Starting with Pip's chance meeting with an escaped convict, an incident that makes quite an impression on the child but seems to have no bearing on the story that follows, Pip is then invited to play at the house of the local rich and crazy lady, Miss Havisham:


"Now," said Mrs. Joe, unwrapping herself with haste and excitement, and throwing her bonnet back on her shoulders where it hung by the strings, "if this boy ain't grateful this night, he never will be!"

I looked as grateful as any boy possibly could, who was wholly uninformed why he ought to assume that expression.

"It's only to be hoped," said my sister, "that he won't be Pompeyed. But I have my fears."

"She ain't in that line, Mum," said Mr. Pumblechook. "She knows better."

She? I looked at Joe, making the motion with my lips and eyebrows, "She?" Joe looked at me, making the motion with his lips and eyebrows, "She?" My sister catching him in the act, he drew the back of his hand across his nose with his usual conciliatory air on such occasions, and looked at her.

"Well?" said my sister, in her snappish way. "What are you staring at? Is the house afire?"

"—Which some individual," Joe politely hinted, "mentioned—she."

"And she is a she, I suppose?" said my sister. "Unless you call Miss Havisham a he. And I doubt if even you'll go so far as that."

"Miss Havisham, up town?" said Joe.

"Is there any Miss Havisham down town?" returned my sister.

"She wants this boy to go and play there. And of course he's going. And he had better play there," said my sister, shaking her head at me as an encouragement to be extremely light and sportive, "or I'll work him."

I had heard of Miss Havisham up town,—everybody for miles round had heard of Miss Havisham up town,—as an immensely rich and grim lady who lived in a large and dismal house barricaded against robbers, and who led a life of seclusion.


Miss Havisham has a young ward named Estella, a perfect little ice queen who taunts and teases and scorns him, and so of course becomes the focus of his unrequited love for the rest of his life.

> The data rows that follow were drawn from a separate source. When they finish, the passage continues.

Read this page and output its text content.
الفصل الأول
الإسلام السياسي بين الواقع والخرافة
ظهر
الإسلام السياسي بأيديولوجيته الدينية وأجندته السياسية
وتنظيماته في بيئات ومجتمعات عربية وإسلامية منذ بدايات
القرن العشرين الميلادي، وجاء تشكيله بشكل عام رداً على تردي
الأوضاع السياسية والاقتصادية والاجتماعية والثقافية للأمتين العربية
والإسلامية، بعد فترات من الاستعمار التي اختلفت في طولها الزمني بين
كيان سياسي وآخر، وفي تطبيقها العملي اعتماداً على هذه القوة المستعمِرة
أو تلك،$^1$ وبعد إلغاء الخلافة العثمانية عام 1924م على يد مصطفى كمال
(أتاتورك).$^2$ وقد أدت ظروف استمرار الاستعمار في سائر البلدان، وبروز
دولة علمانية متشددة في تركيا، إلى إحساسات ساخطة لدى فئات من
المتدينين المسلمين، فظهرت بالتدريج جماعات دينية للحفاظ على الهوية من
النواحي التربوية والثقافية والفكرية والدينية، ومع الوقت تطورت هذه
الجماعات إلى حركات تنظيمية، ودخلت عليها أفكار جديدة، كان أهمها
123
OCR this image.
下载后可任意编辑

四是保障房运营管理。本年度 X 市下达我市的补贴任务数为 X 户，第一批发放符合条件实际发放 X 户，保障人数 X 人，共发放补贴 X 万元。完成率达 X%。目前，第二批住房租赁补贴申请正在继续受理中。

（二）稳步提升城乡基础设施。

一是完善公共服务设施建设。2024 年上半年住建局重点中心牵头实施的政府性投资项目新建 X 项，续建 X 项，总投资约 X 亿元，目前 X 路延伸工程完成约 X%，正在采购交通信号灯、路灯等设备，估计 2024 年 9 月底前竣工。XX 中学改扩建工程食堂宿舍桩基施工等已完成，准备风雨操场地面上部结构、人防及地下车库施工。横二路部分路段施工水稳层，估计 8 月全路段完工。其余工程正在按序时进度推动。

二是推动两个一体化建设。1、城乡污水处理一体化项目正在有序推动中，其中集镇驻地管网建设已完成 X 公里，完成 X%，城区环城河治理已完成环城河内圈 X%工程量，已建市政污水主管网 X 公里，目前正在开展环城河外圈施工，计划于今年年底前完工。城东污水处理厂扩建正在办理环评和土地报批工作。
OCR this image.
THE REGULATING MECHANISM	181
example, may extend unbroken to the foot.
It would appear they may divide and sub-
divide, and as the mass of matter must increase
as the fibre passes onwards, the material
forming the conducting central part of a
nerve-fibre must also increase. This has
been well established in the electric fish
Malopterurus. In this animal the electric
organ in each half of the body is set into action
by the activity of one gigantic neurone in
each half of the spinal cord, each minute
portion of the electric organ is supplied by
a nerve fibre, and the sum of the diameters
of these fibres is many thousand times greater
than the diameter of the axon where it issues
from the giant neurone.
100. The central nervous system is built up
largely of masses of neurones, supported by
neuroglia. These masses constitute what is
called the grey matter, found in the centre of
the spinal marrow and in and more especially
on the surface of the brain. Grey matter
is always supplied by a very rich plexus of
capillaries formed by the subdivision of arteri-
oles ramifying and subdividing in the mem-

Not long thereafter, the young orphan is told by a lawyer that he has been bestowed with "great expectations" by a mysterious benefactor. He sets off to London to become a gentleman, and the bildungsroman proceeds in a Dickensian fashion. Dickens never wastes a character -- even minor characters introduced early in the book reappear later. The way he ties up his stories is impressive to watch -- like a knitter expertly tying off every loose end. Coincidences, improbable twists, exaggerated characters? So what -- Dickens was a better plotter and storyteller than 99% of writers today.

Great Expectations is a rather dark and melancholy tale. The ending is not exactly a downer, but it's not an everyone-lives-happily-ever-after one either. Neither is there as much social commentary in this book as in some of Dickens' other novels. It's not my favorite Dickens work, but it's a worthy classic and definitely worth reading when you're old enough to enjoy it for its own sake and not just because it was on your high school reading list.